What does that have to do with critical thinking? Everything! Critical thinking is taking our natural curiosity and making meaningful connections. We solve problems daily, and critical thinking plays an essential role in the process. Observing, analyzing, and maybe even failing as we process solutions to life’s everyday puzzles is necessary. Critical thinking isn’t about acting on your beliefs. It extends to reasoning, communication, reflection, and action.
With roots dating back to the mid-late 20th century, the term "critical thinking" has evolved through the years. It takes discipline to critically think because it requires questioning, open-mindedness, and problem-solving skills. Developing critical thinking skills in students is vital to success in all content areas and extracurricular activities.
What does critical thinking look like in the classroom?
Critical thinking in the classroom looks like examining and brainstorming. It’s a fearlessness to analyze, test, and even reject ideas. It’s metacognition, which is simply thinking about thinking. Critical thinking happens when teachers ask thought-provoking questions and resist the urge to generate ideas for students.
What can teachers do to foster critical thinking?
- Ask questions without one specific answer to find.
- Allow students to explain their thinking with pictures, numbers, or words.
- Support the productive struggle.
- Brainstorm as a whole class so that students hear the thoughts of others.
- Compare and contrast! Get students to recognize and understand different sides to one issue.
- Make connections to prior knowledge.
- Encourage students to dig deeper by considering and analyzing alternatives to their first reactions and answers.
- Have students explain why they chose to do tasks in certain ways.
- Share helpful processes to try when things seem tricky.

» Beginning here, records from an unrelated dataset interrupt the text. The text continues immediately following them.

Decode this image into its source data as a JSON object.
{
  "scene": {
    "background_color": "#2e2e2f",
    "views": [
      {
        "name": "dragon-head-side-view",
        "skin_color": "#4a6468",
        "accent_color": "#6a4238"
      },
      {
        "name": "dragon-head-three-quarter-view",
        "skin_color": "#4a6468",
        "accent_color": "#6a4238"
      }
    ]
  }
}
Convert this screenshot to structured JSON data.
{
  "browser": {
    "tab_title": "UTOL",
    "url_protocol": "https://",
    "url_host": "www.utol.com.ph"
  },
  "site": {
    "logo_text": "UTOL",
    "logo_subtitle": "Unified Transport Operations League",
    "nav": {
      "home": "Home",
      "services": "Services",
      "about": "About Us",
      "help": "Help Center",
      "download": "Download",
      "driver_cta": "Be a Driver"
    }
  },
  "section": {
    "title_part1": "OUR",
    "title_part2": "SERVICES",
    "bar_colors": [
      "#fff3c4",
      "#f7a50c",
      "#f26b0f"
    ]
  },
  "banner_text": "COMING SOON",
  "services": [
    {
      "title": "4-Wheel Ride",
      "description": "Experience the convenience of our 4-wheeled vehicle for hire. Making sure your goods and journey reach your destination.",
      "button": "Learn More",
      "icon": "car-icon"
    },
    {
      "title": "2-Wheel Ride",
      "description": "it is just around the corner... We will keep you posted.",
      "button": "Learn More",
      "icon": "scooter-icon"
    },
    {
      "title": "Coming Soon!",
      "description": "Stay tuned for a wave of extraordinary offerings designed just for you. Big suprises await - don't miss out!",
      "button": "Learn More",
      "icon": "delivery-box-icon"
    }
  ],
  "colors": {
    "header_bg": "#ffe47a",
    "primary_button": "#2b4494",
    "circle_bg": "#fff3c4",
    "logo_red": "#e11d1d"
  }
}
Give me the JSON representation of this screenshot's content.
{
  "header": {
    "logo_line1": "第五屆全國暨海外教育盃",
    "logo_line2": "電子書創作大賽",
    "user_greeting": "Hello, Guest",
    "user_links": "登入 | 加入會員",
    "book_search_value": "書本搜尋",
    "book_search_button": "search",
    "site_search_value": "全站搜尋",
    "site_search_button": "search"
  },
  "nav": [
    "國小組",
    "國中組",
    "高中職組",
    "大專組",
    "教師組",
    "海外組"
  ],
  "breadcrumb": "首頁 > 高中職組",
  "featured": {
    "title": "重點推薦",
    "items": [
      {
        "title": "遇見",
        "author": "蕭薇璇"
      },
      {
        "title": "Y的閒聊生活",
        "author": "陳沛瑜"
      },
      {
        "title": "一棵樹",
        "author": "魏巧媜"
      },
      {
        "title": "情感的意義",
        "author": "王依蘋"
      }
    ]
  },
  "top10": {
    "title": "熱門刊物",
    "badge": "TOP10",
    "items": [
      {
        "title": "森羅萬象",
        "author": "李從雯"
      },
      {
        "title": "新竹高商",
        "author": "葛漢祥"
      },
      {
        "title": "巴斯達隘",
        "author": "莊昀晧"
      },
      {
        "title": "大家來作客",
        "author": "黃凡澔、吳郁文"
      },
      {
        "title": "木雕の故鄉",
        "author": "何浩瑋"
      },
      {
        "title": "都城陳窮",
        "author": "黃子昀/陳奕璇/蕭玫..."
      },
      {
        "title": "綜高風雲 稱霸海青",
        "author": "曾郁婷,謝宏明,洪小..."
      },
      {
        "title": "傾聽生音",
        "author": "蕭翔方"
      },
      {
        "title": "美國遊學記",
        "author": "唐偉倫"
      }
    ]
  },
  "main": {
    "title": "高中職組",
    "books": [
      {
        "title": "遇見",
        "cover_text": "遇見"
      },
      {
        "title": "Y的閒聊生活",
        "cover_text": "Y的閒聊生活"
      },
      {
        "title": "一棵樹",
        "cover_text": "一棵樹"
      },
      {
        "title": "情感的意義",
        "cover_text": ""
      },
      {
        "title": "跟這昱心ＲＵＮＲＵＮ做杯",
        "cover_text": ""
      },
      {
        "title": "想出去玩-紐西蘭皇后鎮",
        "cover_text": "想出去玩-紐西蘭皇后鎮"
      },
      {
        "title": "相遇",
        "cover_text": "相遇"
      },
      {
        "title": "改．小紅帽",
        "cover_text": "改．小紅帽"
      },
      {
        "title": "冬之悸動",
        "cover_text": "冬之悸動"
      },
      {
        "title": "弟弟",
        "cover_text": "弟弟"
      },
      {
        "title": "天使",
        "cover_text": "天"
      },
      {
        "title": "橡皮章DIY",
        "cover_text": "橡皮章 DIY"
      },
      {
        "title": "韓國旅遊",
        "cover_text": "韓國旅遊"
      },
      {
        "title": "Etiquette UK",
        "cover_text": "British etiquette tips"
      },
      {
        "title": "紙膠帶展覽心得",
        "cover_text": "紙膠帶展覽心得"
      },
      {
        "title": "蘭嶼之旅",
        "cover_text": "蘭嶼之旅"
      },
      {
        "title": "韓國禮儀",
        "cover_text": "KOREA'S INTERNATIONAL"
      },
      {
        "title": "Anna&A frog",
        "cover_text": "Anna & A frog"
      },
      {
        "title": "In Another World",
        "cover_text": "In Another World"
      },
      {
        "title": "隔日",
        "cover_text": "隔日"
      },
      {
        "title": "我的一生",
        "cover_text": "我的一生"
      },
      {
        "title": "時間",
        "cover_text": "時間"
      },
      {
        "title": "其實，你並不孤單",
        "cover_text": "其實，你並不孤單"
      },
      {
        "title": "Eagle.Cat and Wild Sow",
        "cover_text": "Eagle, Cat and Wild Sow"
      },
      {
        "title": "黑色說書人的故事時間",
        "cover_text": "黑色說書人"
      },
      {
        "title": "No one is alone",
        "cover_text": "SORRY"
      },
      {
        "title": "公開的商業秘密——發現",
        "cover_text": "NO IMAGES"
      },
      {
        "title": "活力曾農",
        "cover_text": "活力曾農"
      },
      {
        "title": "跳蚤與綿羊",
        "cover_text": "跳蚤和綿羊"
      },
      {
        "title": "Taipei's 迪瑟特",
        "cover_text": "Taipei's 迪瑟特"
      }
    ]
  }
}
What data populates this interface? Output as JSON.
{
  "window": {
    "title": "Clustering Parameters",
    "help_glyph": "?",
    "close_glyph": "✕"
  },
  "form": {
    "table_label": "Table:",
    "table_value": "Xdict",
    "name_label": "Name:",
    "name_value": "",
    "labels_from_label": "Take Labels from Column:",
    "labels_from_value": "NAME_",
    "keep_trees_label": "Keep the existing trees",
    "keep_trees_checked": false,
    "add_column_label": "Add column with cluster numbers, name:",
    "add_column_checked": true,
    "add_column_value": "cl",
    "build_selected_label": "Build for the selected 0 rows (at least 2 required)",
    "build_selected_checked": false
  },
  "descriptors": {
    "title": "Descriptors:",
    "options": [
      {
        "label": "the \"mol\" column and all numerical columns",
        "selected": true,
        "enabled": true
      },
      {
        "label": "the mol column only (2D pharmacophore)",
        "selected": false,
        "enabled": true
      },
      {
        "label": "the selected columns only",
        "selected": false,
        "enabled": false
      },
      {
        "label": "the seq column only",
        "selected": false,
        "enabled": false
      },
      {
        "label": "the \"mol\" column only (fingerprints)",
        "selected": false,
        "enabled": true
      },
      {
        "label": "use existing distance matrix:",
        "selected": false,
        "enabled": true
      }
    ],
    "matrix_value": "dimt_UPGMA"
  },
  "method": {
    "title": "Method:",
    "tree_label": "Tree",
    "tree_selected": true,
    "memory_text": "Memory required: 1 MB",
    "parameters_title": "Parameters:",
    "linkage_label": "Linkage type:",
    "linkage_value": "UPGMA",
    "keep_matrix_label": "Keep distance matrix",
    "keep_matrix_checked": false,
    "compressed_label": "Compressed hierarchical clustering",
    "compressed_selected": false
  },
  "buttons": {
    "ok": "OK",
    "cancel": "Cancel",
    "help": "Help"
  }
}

Invite students to give their tips.
- Provide opportunities for students to gather and evaluate information.
- Don’t stop when an assignment is over. Take valuable time for reflection.
Critical thinking beyond the classroom
Critical thinking is one skill that transfers from the classroom to the real world. It’s also necessary for success in academic and professional careers. Every single one of us has to ask purposeful questions and communicate our thoughts effectively. Critical thinking is more than that! It improves decision-making and objective reasoning. It allows us to move beyond emotional reactions to analysis, conclusions, and positive and negative consequences. True critical thinking also involves reflection to see the cause and effect of our decisions.
Critical thinking is one skill that transfers from the classroom to the real world.
Helping your students develop critical thinking skills benefits the whole child. A lot is going on in their worlds. Understanding how to think through decisions is a crucial skill. Set your students up for success with plenty of opportunities for critical thinking in your classroom!